Selon le rapport de l’organisme de défense des droits de l’homme Human Rights Watch, « au moins 107 civils dont des commerçants, des chefs de villages et des enfants avaient été tués dans le centre et le Sud-Ouest du Mali depuis décembre. 71 personnes ont été exécutées sommairement par l’armée et 36 par des djihadistes ». Ces incidents s’ajoutent à la terrible attaque de la base de Mandoro à la frontière Burkinabè qui a eu lieu le vendredi 4 mars. Le bilan officiel fait état de 27 soldats tués. C’est la plus lourde perte de l’armée malienne depuis l’annonce du départ des forces françaises des opérations Barkane et Takuba. Aussi, des dizaines de civils et combattants du Mouvement pour le salut de l’Azawad (MSA) ont également été tués dans la région de Menaka , selon plusieurs sources. A cela, il faut ajouter le cas de nombreux ressortissants mauritaniens morts ou portés disparus.

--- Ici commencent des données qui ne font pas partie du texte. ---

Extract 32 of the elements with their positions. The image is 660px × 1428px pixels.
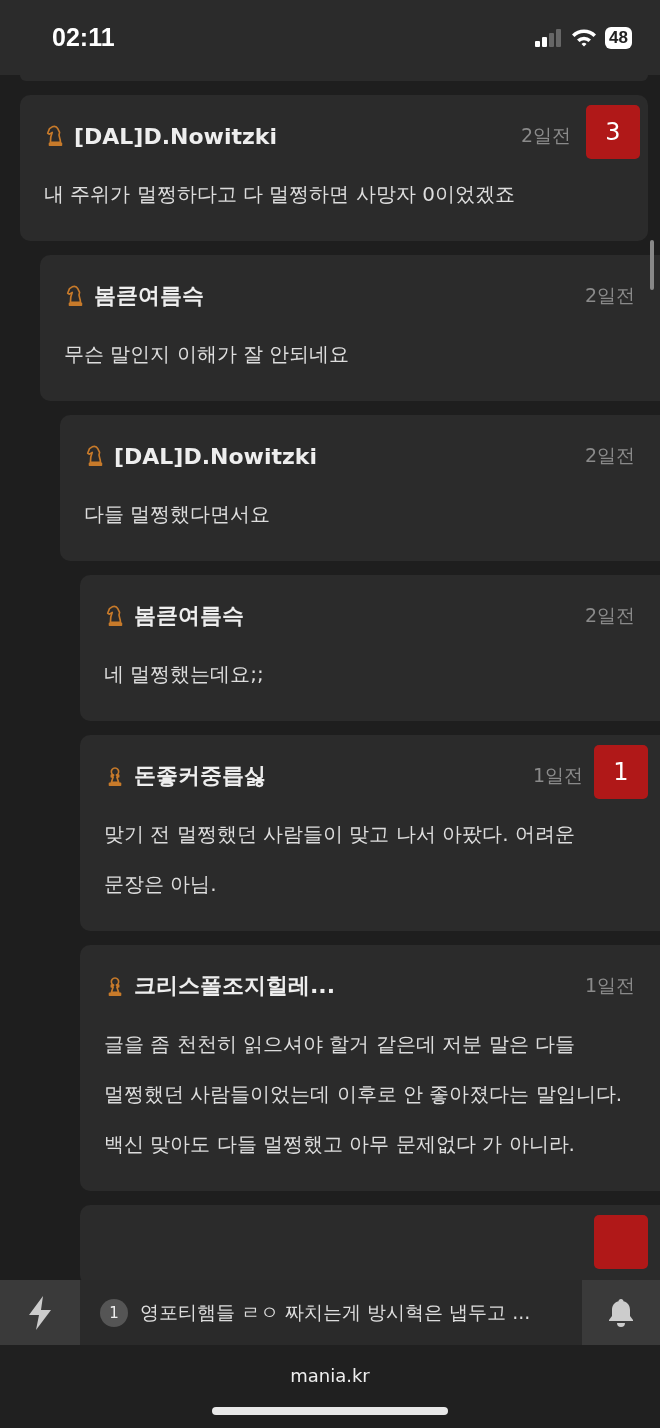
- ticker-headline: 영포티햄들 ㄹㅇ 짜치는게 방시혁은 냅두고 ...: [140, 1299, 531, 1325]
- comment-time: 2일전: [584, 603, 635, 628]
- comment-author: 봄큳여름슥: [134, 602, 245, 630]
- clock-time: 02:11: [52, 23, 115, 52]
- quick-button[interactable]: [0, 1280, 80, 1345]
- vote-count: 1: [594, 745, 648, 799]
- signal-icon: [535, 28, 564, 47]
- comment-text: 무슨 말인지 이해가 잘 안되네요: [64, 341, 351, 368]
- comment-author: 돈좋커중릅싫: [134, 762, 267, 790]
- notification-button[interactable]: [582, 1280, 660, 1345]
- vote-count: 3: [586, 105, 640, 159]
- comment-time: 1일전: [584, 973, 635, 998]
- comment-text: 글을 좀 천천히 읽으셔야 할거 같은데 저분 말은 다들 멀쩡했던 사람들이었는데 이후로 안 좋아졌다는 말입니다. 백신 맞아도 다들 멀쩡했고 아무 문제없다 가 아니라.: [104, 1031, 624, 1158]
- bell-icon: [607, 1297, 635, 1328]
- lightning-icon: [26, 1294, 54, 1331]
- comment-author: [DAL]D.Nowitzki: [114, 443, 318, 469]
- comment-time: 2일전: [584, 443, 635, 468]
- comment-text: 네 멀쩡했는데요;;: [104, 661, 265, 688]
- scrollbar: [650, 240, 654, 290]
- comment-author: 크리스폴조지힐레...: [134, 972, 337, 1000]
- comment-text: 맞기 전 멀쩡했던 사람들이 맞고 나서 아팠다. 어려운 문장은 아님.: [104, 821, 576, 898]
- comment-text: 다들 멀쩡했다면서요: [84, 501, 272, 528]
- wifi-icon: [571, 28, 598, 47]
- battery-level: 48: [605, 26, 632, 49]
- comment-author: 봄큳여름슥: [94, 282, 205, 310]
- comment-time: 2일전: [520, 123, 571, 148]
- comment-time: 1일전: [532, 763, 583, 788]
- comment-time: 2일전: [584, 283, 635, 308]
- comment-text: 내 주위가 멀쩡하다고 다 멀쩡하면 사망자 0이었겠죠: [44, 181, 516, 208]
- ticker-count: 1: [100, 1298, 128, 1327]
- comment-author: [DAL]D.Nowitzki: [74, 123, 278, 149]
- site-domain: mania.kr: [290, 1365, 370, 1386]
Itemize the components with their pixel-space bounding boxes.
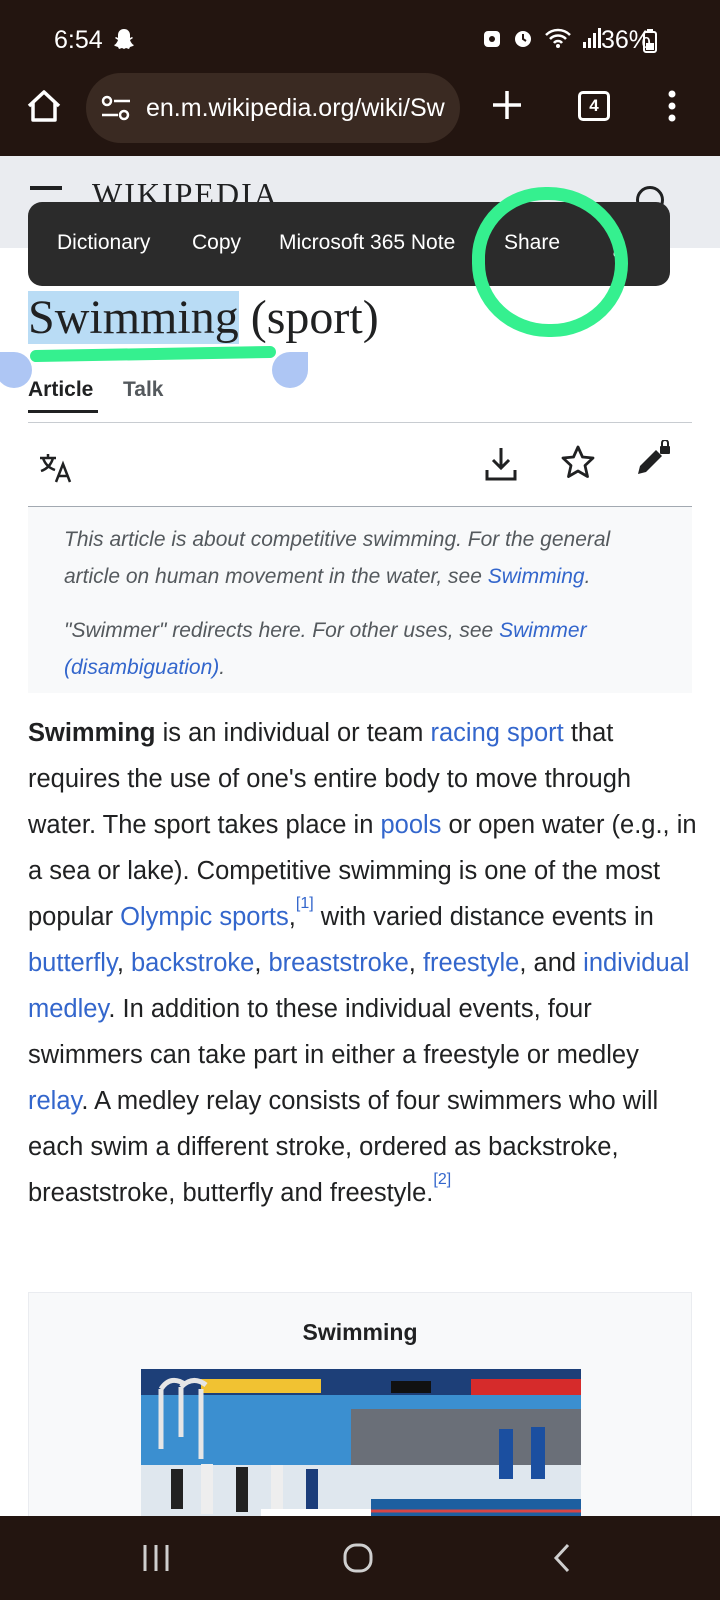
citation-1[interactable]: [1] [296, 895, 314, 912]
download-icon[interactable] [484, 446, 518, 482]
infobox-caption: Swimming [302, 1319, 418, 1345]
signal-icon [583, 28, 601, 48]
edit-locked-icon[interactable] [634, 440, 674, 480]
infobox: Swimming [28, 1292, 692, 1539]
recent-apps-icon[interactable] [142, 1543, 170, 1573]
link-freestyle[interactable]: freestyle [423, 949, 519, 977]
system-nav-bar [0, 1516, 720, 1600]
page-actions [28, 440, 692, 496]
tab-talk[interactable]: Talk [123, 378, 163, 402]
swimming-photo[interactable] [141, 1369, 581, 1539]
back-icon[interactable] [552, 1543, 572, 1573]
status-time: 6:54 [54, 26, 103, 54]
menu-item-dictionary[interactable]: Dictionary [57, 231, 150, 255]
body-text: , [116, 949, 131, 977]
body-text: , [408, 949, 423, 977]
tab-switcher-button[interactable]: 4 [578, 91, 610, 121]
status-bar: 6:54 36% [0, 0, 720, 82]
selected-text[interactable]: Swimming [28, 291, 239, 344]
browser-menu-icon[interactable] [668, 90, 676, 122]
url-bar[interactable]: en.m.wikipedia.org/wiki/Sw [86, 73, 460, 143]
snapchat-icon [114, 29, 134, 49]
divider [28, 422, 692, 423]
link-racing-sport[interactable]: racing sport [431, 719, 564, 747]
watchlist-star-icon[interactable] [560, 444, 596, 480]
menu-item-microsoft-365-note[interactable]: Microsoft 365 Note [279, 231, 467, 255]
body-text: with varied distance events in [313, 903, 654, 931]
new-tab-icon[interactable] [490, 88, 524, 122]
body-text: is an individual or team [155, 719, 431, 747]
battery-icon [643, 29, 657, 53]
menu-item-copy[interactable]: Copy [192, 231, 241, 255]
body-text: , [254, 949, 269, 977]
site-settings-icon[interactable] [100, 94, 132, 122]
alarm-icon [515, 31, 531, 47]
menu-icon[interactable] [30, 186, 62, 190]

A Niono près de Dogofry, au sud-ouest de Nampala, un charnier renfermant plus de 35 corps a été découvert.
L’armée malienne est accusée d’avoir perpétré ces massacres. Mais Bamako s’en défend. Dans un communiqué, l’état-major des FAMA se porte totalement en faux contre ces allégations qui sont de « nature à jeter du discrédit sur les FAMA respectueuses des droits de l’homme et du droit international humanitaire ». La situation sécuritaire qui s’est dégradée, n’est pas le seul souci des autorités maliennes. Le contexte démocratique aussi s’est également détérioré avec les arrestations d’ anciens ministres de l’ancien président Ibrahim Boubacar Keita. D’autres sont poursuivis pour des faits des détournements avérés ou pas. L’expert indépendant des Nations-Unies Alioune Tine qui a séjourné dans le pays pendant dix jours résume bien la situation: «Il est de plus en plus difficile d’exprimer une opinion dissidente sans courir le risque d’être emprisonné ou lynché sur les réseaux sociaux. Ce climat délétère a conduit plusieurs acteurs à l’autocensure par crainte de représailles des autorités maliennes et ou de leurs sympathisants ».
En réalité, l’un des défis des autorités de la transition est de réussir le pari de la paix. Le dialogue national inclusif et la Conférence d’entente nationale avait plaidé pour que l’État malien discute avec les groupes djihadistes pour trouver une réelle chance de pacification du pays. Visiblement, la situation semble être bloquée et la politique du bâton et la carotte que la junte au pouvoir tente de mener avec les différents groupes djihadistes piétine encore. Le pays faisait déjà face à l’embargo décrété par les dirigeants de la CEDEAO après la prolongation du délai de la transition. Les populations subissent des pénuries des denrées de premières nécessités. Au même moment, le partenaire stratégique et militaire russe sur lequel les autorités de Bamako ont misé pour pacifier le pays est engagé dans de lourds combats en Ukraine. Alors que l’effort militaire russe est concentré là-bas, le Mali pourrait bien se retrouver seul pour se défendre.